Abstract - In modern industry, the integration of sensors with advanced artificial intelligence (AI) algorithms is essential for enhancing workflow efficiency and decision-making capabilities. This work introduces two innovative approaches that use these technologies to monitor and analyze liquid properties in real-time, shown in Figure 1. In the first approach (Figure 1 (a)), we designed a cuboid-shaped fluidic cell [1], fabricated from various materials using novel 3D printing techniques, featuring a vibrating membrane at its base with two external piezoelectric actuators attached. The second approach (Figure 1 (b)) employed micromachined plates driven by AlN piezoelectric films, fabricated using MEMS technology, meticulously designed to achieve quasi-free-free vibration in the (0,5) mode [2]. Both types of sensors used a two-port structure, one for actuation and the other for detection. The integration of these devices with AI techniques allowed us to use frequency responses in a range with multiple resonances, highly sensitive to fluid properties [3], while eliminating the need for complex electronics to process and acquire data.
Figure 1. (a) Top and cross-sectional views of the 3D-printed liquid cell with piezoelectric actuators. (b) Portable, low-cost viscometer-densimeter that included a MEMS microresonator, a microcontroller unit, and conditioning electronic circuits. The system incorporated a 3D-printed fluidic cell for injecting liquid into the sensor.

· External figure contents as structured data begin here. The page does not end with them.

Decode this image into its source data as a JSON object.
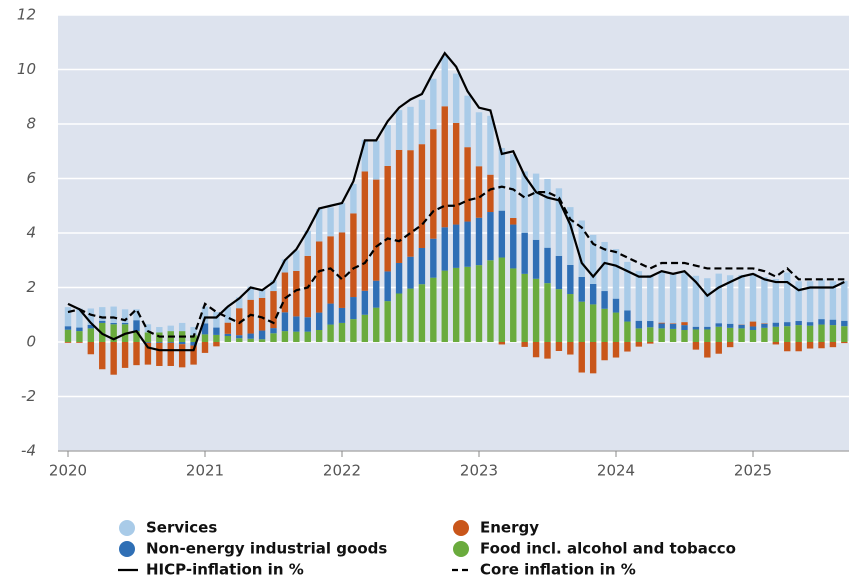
{
  "chart_data": {
    "type": "bar",
    "stacked": true,
    "categories": [
      "2020",
      null,
      null,
      null,
      null,
      null,
      null,
      null,
      null,
      null,
      null,
      null,
      "2021",
      null,
      null,
      null,
      null,
      null,
      null,
      null,
      null,
      null,
      null,
      null,
      "2022",
      null,
      null,
      null,
      null,
      null,
      null,
      null,
      null,
      null,
      null,
      null,
      "2023",
      null,
      null,
      null,
      null,
      null,
      null,
      null,
      null,
      null,
      null,
      null,
      "2024",
      null,
      null,
      null,
      null,
      null,
      null,
      null,
      null,
      null,
      null,
      null,
      "2025",
      null,
      null,
      null,
      null,
      null,
      null,
      null,
      null
    ],
    "ylim": [
      -4,
      12
    ],
    "yticks": [
      -4,
      -2,
      0,
      2,
      4,
      6,
      8,
      10,
      12
    ],
    "grid": true,
    "series": [
      {
        "name": "Food incl. alcohol and tobacco",
        "color": "#6aab3d",
        "values": [
          0.45,
          0.4,
          0.5,
          0.7,
          0.65,
          0.65,
          0.4,
          0.35,
          0.35,
          0.4,
          0.4,
          0.25,
          0.28,
          0.26,
          0.22,
          0.14,
          0.12,
          0.1,
          0.32,
          0.4,
          0.38,
          0.38,
          0.44,
          0.64,
          0.7,
          0.84,
          1.0,
          1.26,
          1.5,
          1.78,
          1.96,
          2.12,
          2.36,
          2.62,
          2.72,
          2.76,
          2.82,
          3.0,
          3.1,
          2.7,
          2.5,
          2.32,
          2.16,
          1.94,
          1.76,
          1.48,
          1.38,
          1.22,
          1.08,
          0.75,
          0.5,
          0.54,
          0.5,
          0.48,
          0.44,
          0.46,
          0.46,
          0.56,
          0.52,
          0.5,
          0.44,
          0.52,
          0.56,
          0.58,
          0.62,
          0.6,
          0.64,
          0.62,
          0.58
        ]
      },
      {
        "name": "Non-energy industrial goods",
        "color": "#2f6fb5",
        "values": [
          0.13,
          0.13,
          0.13,
          0.08,
          0.05,
          0.05,
          0.4,
          -0.03,
          -0.03,
          -0.03,
          -0.08,
          -0.13,
          0.4,
          0.27,
          0.08,
          0.11,
          0.19,
          0.32,
          0.19,
          0.69,
          0.56,
          0.53,
          0.64,
          0.77,
          0.55,
          0.81,
          0.88,
          0.99,
          1.09,
          1.12,
          1.17,
          1.33,
          1.43,
          1.59,
          1.59,
          1.66,
          1.74,
          1.77,
          1.72,
          1.61,
          1.51,
          1.43,
          1.3,
          1.22,
          1.07,
          0.91,
          0.75,
          0.65,
          0.51,
          0.41,
          0.28,
          0.23,
          0.18,
          0.18,
          0.18,
          0.1,
          0.1,
          0.13,
          0.15,
          0.13,
          0.13,
          0.15,
          0.15,
          0.15,
          0.15,
          0.13,
          0.2,
          0.2,
          0.2
        ]
      },
      {
        "name": "Energy",
        "color": "#c9561a",
        "values": [
          -0.03,
          -0.03,
          -0.45,
          -1.0,
          -1.2,
          -0.95,
          -0.85,
          -0.8,
          -0.85,
          -0.85,
          -0.85,
          -0.7,
          -0.4,
          -0.16,
          0.41,
          0.99,
          1.24,
          1.2,
          1.36,
          1.46,
          1.67,
          2.25,
          2.61,
          2.47,
          2.77,
          3.07,
          4.38,
          3.71,
          3.87,
          4.15,
          3.91,
          3.81,
          4.02,
          4.44,
          3.73,
          2.73,
          1.89,
          1.37,
          -0.09,
          0.24,
          -0.18,
          -0.56,
          -0.61,
          -0.33,
          -0.46,
          -1.12,
          -1.15,
          -0.67,
          -0.57,
          -0.35,
          -0.17,
          -0.06,
          0.03,
          0.02,
          0.11,
          -0.28,
          -0.57,
          -0.43,
          -0.19,
          0.01,
          0.18,
          0.02,
          -0.09,
          -0.34,
          -0.34,
          -0.24,
          -0.23,
          -0.19,
          -0.04
        ]
      },
      {
        "name": "Services",
        "color": "#a9cbe8",
        "values": [
          0.7,
          0.7,
          0.6,
          0.5,
          0.6,
          0.5,
          0.4,
          0.3,
          0.2,
          0.2,
          0.3,
          0.3,
          0.62,
          0.57,
          0.57,
          0.4,
          0.48,
          0.31,
          0.4,
          0.48,
          0.75,
          0.92,
          1.19,
          1.06,
          1.08,
          1.08,
          1.16,
          1.42,
          1.5,
          1.46,
          1.59,
          1.63,
          1.85,
          1.85,
          1.81,
          1.89,
          1.98,
          2.16,
          2.3,
          2.34,
          2.25,
          2.43,
          2.52,
          2.48,
          2.12,
          2.07,
          1.8,
          1.8,
          1.82,
          1.78,
          1.82,
          1.69,
          1.87,
          1.87,
          1.82,
          1.87,
          1.78,
          1.82,
          1.78,
          1.82,
          1.78,
          1.69,
          1.6,
          1.82,
          1.46,
          1.5,
          1.46,
          1.41,
          1.46
        ]
      },
      {
        "name": "HICP-inflation in %",
        "type": "line",
        "color": "#000000",
        "dash": false,
        "values": [
          1.4,
          1.2,
          0.7,
          0.3,
          0.1,
          0.3,
          0.4,
          -0.2,
          -0.3,
          -0.3,
          -0.3,
          -0.3,
          0.9,
          0.9,
          1.3,
          1.6,
          2.0,
          1.9,
          2.2,
          3.0,
          3.4,
          4.1,
          4.9,
          5.0,
          5.1,
          5.9,
          7.4,
          7.4,
          8.1,
          8.6,
          8.9,
          9.1,
          9.9,
          10.6,
          10.1,
          9.2,
          8.6,
          8.5,
          6.9,
          7.0,
          6.1,
          5.5,
          5.3,
          5.2,
          4.3,
          2.9,
          2.4,
          2.9,
          2.8,
          2.6,
          2.4,
          2.4,
          2.6,
          2.5,
          2.6,
          2.2,
          1.7,
          2.0,
          2.2,
          2.4,
          2.5,
          2.3,
          2.2,
          2.2,
          1.9,
          2.0,
          2.0,
          2.0,
          2.2
        ]
      },
      {
        "name": "Core inflation in %",
        "type": "line",
        "color": "#000000",
        "dash": true,
        "values": [
          1.1,
          1.2,
          1.0,
          0.9,
          0.9,
          0.8,
          1.2,
          0.4,
          0.2,
          0.2,
          0.2,
          0.2,
          1.4,
          1.1,
          0.9,
          0.7,
          1.0,
          0.9,
          0.7,
          1.6,
          1.9,
          2.0,
          2.6,
          2.7,
          2.3,
          2.7,
          2.9,
          3.5,
          3.8,
          3.7,
          4.0,
          4.3,
          4.8,
          5.0,
          5.0,
          5.2,
          5.3,
          5.6,
          5.7,
          5.6,
          5.3,
          5.5,
          5.5,
          5.3,
          4.5,
          4.2,
          3.6,
          3.4,
          3.3,
          3.1,
          2.9,
          2.7,
          2.9,
          2.9,
          2.9,
          2.8,
          2.7,
          2.7,
          2.7,
          2.7,
          2.7,
          2.6,
          2.4,
          2.7,
          2.3,
          2.3,
          2.3,
          2.3,
          2.3
        ]
      }
    ]
  }
}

The spectra obtained with the sensors were subjected to various advanced data processing and machine learning techniques, performing an exhaustive search for the optimal combinations of hyperparameters that best fit the sensor data. Convolutional neural networks (CNNs) were found to be highly effective in working with frequency characteristics and estimating the viscosity and density of different types of liquids. In the second approach, these models were implemented on a microcontroller board, which also managed all electronics and communication with the sensor, resulting in a precise, compact, portable, and low-cost device.
Cell-based systems proved effective for monitoring the properties of aqueous solutions, achieving calibration errors below 2% and resolutions of 7.79 · 10-3 mPa·s for viscosity, and 1.09 · 10-3 g/mL for density. The microelectromechanical resonator-based instrument was capable to detect very small adulterations in olive oil with other vegetable oils, as low as 2%, with calibration and resolution errors of 0.47% and 0.14 mPa·s for viscosity, and 0.0331% and 9.25 · 10-5 g/mL for density. The calibration and resolution accuracies obtained were comparable to or exceeded those in the state of the art, and were on par with other commercial laboratory instruments of greater complexity, cost, and stationary nature.
Our findings demonstrate the significant potential of integrating sensors with machine learning techniques to achieve accurate detection of physical properties in fluids and address complex and critical industrial challenges, such as olive oil fraud. These advancements pave the way for the development of next-generation sensors that are not only accurate and reliable but also scalable and adaptable to diverse applications, providing valuable tools for the new industry.